To get a little deeper into the behavior of silicon you need to go into how electrons arrange themselves in an atom. Electrons like to arrange themselves into orbitals. The mechanics behind why they do this has to do with the wave properties of matter and getting into that is going a little too far here. Basically, electrons are only allowed to have certain energies in their orbits and certain patterns of orbits have less energy than others. When the electrons fit into a nice pattern it takes more energy to free up an electron than when they don't.

The orbitals for the smaller atoms (Silicon is relatively small) have orbitals called s or p and the first s and p orbitals are arranged like 1s 2s 2p 3s 3p where each number corresponds to a shell. When an atom has a full shell it is really happy. Too happy. Atoms where the electrons make full shells are very inert and will not react much with other atoms so they are difficult to manipulate. Each s orbital holds up to 2 electrons. Each p orbital consists of three sub-orbitals that hold 2 electrons each, for a total of 6 electrons and electrons per p orbital. A neutral silicon atom has 14 electrons. This gives silicon full 1s and 2s orbitals and then a full 2p orbital, with four electrons left over.

The electrons in the full shells are called "core electrons" because they don't interact with anything outside of their silicon atom. The left over electrons don't organize themselves so neatly. The 3s and 3p orbitals rearrange themselves to form four sp³ hybrid orbitals of equal energy, each containing a single electron. Since these electrons are not in complete shells, they can react with electrons in the incomplete outer shells of other atoms to form bonds. These electrons that are available to form bonds with other atoms are called valence electrons.

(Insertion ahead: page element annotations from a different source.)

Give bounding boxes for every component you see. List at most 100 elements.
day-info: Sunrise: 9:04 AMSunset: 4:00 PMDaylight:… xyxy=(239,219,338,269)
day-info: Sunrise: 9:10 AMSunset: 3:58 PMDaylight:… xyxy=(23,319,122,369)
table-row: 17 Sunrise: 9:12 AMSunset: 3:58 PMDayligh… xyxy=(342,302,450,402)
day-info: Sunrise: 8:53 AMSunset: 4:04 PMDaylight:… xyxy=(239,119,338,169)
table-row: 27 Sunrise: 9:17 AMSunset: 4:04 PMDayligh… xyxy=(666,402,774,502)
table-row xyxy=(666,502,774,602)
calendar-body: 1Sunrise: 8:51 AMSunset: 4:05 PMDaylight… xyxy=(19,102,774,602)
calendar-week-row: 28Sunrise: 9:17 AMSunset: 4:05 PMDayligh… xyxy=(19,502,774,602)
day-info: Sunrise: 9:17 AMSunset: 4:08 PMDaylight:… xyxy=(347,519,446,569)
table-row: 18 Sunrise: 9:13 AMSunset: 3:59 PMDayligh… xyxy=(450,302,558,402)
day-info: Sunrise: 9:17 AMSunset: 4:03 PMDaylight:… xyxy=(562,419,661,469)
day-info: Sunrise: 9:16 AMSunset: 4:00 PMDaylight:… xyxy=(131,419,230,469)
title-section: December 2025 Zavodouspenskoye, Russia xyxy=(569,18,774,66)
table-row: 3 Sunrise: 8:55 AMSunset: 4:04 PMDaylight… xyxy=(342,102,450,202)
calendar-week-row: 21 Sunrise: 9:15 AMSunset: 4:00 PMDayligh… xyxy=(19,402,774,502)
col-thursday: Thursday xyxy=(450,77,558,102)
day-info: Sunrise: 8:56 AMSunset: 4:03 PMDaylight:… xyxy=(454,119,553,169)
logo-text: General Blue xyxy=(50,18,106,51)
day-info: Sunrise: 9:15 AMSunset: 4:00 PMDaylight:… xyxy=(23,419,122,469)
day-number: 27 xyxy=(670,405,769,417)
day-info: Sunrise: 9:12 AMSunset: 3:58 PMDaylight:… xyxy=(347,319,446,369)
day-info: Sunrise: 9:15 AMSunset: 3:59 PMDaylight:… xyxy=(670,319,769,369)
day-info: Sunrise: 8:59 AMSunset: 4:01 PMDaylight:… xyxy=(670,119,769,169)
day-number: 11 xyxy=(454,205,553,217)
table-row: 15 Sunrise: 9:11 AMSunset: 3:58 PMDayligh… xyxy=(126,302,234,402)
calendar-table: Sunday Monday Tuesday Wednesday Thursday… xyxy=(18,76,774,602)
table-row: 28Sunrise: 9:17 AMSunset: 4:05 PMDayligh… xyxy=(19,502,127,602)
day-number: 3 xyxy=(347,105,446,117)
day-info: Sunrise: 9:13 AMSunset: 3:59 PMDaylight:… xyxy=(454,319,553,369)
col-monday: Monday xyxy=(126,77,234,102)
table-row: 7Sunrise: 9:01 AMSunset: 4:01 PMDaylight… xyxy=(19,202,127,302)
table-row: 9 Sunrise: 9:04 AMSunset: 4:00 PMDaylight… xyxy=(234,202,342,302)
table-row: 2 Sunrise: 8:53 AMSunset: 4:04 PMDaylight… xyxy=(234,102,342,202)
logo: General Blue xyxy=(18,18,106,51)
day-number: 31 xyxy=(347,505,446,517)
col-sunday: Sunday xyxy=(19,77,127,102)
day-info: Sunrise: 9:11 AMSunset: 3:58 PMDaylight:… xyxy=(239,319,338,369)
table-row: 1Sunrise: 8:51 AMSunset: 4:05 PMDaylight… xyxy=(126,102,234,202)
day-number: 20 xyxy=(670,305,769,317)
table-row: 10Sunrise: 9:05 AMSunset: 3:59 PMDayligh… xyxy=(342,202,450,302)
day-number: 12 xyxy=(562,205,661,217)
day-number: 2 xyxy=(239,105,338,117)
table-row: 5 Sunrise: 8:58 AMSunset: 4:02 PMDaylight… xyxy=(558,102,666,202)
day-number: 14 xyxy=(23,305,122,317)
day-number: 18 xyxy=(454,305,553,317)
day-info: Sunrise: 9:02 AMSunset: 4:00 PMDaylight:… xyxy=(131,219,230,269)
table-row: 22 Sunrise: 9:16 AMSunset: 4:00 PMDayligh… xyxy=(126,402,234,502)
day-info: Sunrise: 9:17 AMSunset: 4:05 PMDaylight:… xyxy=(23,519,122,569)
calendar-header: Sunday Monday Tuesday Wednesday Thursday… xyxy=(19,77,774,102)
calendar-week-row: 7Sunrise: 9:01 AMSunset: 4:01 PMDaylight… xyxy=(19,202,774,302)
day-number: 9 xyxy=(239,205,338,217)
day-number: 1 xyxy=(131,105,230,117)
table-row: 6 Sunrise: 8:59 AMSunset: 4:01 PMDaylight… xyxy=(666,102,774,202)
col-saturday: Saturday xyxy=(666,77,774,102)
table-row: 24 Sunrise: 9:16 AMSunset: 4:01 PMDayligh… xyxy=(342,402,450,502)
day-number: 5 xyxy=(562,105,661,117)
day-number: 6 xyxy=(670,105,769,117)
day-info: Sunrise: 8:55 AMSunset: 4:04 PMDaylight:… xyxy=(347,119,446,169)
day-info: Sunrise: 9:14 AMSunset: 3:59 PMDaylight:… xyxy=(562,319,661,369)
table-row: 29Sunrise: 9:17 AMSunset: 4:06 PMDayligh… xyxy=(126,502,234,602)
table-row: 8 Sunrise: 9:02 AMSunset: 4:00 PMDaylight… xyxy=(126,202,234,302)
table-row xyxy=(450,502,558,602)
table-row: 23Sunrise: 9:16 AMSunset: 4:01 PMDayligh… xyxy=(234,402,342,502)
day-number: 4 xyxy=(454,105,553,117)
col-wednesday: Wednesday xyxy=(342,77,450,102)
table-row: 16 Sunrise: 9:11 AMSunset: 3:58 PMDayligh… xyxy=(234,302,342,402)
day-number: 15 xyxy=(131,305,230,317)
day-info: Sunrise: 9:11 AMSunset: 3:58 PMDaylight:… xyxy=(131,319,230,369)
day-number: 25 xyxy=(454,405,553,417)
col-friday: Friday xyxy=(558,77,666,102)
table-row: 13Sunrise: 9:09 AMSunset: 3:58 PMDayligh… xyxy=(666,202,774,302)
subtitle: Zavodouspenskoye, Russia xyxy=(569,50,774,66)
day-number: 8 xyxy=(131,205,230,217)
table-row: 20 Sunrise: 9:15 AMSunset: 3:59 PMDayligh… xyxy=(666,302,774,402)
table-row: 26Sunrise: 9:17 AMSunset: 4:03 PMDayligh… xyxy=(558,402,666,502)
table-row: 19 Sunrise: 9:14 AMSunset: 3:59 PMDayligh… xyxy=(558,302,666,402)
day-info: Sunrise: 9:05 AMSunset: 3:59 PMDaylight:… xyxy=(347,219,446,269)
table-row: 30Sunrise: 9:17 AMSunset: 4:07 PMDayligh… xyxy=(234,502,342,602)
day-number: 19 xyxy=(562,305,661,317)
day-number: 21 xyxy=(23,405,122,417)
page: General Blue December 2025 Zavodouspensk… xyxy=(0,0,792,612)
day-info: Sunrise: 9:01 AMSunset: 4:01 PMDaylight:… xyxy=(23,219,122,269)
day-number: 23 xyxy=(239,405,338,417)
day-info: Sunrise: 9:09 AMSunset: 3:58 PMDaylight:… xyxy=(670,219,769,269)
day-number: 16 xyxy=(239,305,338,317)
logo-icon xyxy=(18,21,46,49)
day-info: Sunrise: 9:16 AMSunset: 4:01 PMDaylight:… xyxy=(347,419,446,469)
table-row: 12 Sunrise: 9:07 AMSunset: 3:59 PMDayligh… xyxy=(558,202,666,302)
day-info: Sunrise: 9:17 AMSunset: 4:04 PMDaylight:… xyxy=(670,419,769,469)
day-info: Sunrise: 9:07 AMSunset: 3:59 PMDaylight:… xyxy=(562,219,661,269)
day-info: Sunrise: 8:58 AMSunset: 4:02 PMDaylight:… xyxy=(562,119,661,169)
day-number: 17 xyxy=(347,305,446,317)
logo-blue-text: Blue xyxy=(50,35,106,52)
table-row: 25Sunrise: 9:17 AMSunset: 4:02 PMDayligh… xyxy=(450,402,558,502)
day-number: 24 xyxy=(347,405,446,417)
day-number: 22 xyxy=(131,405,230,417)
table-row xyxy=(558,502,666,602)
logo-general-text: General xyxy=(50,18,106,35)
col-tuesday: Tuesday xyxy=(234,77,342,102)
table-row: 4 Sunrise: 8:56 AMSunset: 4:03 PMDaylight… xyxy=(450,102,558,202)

Electrons don't just interact with the nucleus that they are orbiting. They interact with the electrons of other atoms around them. This is how atoms bond together and materials like silicon form crystals. Silicon has four valence electrons. Two valence electrons from different atoms can pair up and form a strong bond which is called a covalent bond. Having four valence electrons an atom of silicon is able to bond with four other atoms of silicon and form a nice strong crystal. The entire crystal is made up of bonded atoms of silicon, each atom bound to four others around it.

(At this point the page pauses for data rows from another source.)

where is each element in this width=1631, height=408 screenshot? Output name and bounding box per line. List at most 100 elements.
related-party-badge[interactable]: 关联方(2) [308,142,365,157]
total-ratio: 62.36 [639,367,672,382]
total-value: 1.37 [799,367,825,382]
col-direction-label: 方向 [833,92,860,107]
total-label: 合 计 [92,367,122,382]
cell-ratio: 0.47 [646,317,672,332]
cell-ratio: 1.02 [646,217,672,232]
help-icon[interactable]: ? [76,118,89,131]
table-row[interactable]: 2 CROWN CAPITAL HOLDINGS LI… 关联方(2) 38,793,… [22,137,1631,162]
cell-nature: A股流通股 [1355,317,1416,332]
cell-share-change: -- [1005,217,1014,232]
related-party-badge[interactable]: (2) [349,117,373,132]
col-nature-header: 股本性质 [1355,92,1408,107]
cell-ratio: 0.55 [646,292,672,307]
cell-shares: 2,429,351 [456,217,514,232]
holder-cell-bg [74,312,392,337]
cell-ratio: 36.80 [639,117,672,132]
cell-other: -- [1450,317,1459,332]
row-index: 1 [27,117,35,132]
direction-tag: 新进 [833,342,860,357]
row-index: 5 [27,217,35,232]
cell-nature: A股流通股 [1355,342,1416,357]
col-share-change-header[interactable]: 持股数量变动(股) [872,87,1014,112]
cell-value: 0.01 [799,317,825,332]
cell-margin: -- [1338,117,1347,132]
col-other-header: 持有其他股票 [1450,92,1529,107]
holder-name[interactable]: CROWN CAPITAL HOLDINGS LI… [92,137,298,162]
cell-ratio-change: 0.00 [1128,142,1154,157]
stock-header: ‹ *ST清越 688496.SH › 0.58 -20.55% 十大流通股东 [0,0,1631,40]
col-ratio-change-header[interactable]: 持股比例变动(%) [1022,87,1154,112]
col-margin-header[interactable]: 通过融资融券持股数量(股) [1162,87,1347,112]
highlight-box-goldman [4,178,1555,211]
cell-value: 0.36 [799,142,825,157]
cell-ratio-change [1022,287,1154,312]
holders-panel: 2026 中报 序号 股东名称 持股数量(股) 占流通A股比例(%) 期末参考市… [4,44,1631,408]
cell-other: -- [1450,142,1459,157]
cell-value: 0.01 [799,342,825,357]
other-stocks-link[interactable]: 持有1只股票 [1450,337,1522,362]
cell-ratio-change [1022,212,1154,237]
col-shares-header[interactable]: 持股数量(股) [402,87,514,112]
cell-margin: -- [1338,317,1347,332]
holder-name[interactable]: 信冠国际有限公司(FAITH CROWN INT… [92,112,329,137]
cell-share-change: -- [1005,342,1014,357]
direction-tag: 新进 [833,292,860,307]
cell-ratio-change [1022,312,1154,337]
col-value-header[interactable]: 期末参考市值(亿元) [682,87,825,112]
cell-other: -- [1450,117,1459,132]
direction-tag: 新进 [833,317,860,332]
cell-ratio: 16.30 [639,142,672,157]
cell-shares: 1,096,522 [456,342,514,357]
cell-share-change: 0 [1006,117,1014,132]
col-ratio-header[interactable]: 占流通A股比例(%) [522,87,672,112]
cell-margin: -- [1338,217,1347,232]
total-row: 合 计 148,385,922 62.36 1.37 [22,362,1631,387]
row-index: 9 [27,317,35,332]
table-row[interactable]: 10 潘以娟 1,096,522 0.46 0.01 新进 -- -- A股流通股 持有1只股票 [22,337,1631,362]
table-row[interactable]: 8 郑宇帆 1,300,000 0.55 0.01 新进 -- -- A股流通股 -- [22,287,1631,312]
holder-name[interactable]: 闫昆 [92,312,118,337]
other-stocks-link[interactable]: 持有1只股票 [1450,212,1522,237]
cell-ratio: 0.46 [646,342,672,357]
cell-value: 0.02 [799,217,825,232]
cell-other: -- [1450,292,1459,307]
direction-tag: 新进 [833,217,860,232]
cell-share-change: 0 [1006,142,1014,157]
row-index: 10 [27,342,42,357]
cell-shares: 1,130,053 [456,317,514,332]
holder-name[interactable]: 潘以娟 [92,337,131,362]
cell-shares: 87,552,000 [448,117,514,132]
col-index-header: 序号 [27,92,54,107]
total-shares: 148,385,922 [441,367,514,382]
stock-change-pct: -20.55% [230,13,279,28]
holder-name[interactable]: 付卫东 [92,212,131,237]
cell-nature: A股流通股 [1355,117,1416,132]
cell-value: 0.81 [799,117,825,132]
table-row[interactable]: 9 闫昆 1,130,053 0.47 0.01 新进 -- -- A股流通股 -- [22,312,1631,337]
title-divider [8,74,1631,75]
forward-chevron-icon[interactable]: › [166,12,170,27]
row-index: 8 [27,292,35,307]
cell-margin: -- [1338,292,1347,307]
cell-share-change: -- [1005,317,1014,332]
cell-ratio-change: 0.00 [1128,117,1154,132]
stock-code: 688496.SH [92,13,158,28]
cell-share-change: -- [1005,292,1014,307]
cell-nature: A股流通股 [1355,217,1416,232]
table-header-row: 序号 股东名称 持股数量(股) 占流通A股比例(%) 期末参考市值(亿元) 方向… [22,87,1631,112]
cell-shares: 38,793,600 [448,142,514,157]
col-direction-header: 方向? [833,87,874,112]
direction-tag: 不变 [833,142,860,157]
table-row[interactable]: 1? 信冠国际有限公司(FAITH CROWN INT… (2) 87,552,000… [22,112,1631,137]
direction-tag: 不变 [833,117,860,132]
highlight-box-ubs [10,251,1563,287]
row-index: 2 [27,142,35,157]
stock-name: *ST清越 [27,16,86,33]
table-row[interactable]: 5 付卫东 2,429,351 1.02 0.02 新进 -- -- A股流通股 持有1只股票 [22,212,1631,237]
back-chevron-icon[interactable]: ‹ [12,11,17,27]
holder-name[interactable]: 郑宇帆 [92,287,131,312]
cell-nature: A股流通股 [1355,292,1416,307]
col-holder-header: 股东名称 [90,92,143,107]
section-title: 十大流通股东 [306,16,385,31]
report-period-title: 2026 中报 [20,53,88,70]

Phosphorous has one more electron than silicon does. Because of this, phosphorous is able to fit pretty nicely into a silicon crystal, except that it has five valence electrons instead of four, leaving one extra electron that doesn't fit well into the silicon crystal structure, which prefers to have four valence electrons for every atom. This makes the extra electron a "hot potato" of sorts within the crystal. It's not that it will fly off for no reason, since the charges between protons and electrons are still balanced, but it doesn't take a lot to free that electron, and that makes phosphorous doped silicon something that can conduct electricity.

Boron has five electrons. The two in the 1s orbital form the core, and the 2s and 2p orbitals contain three valence electrons. If a boron atom is in the middle of a bunch of silicon atoms it tries to join in the arrangement where four electrons are shared, but it is one electron short. Because of this there is what is called a "hole" for an electron where a boron atom sits inside a silicon crystal. These holes make a path for electrons to travel (hopping from hole to hole) and allow the material to conduct electricity.

When you take a thin slice of N-type silicon (free electrons) and slap it onto a thin slice of P-type silicon (wants electrons) and you do something to kick loose some electrons (the photoelectric effect), you get a situation that can provide power. Free electrons will want to hang out more on the P side than they will on the N side. The number of protons on either side doesn't change, so you end up with the N side having a net positive charge (electrons are negative) and the P side having a net negative charge.

The separation of charges creates an electric field. The continued exposure to light keeps knocking electrons loose and the electric field exerts a force on the electrons. If you give the electrons a path (an electrical circuit) they will flow away from the negatively charged area and towards the positively charged area. The electrons will be able to overcome some resistance on this path and that means they can do work, like light up a light bulb.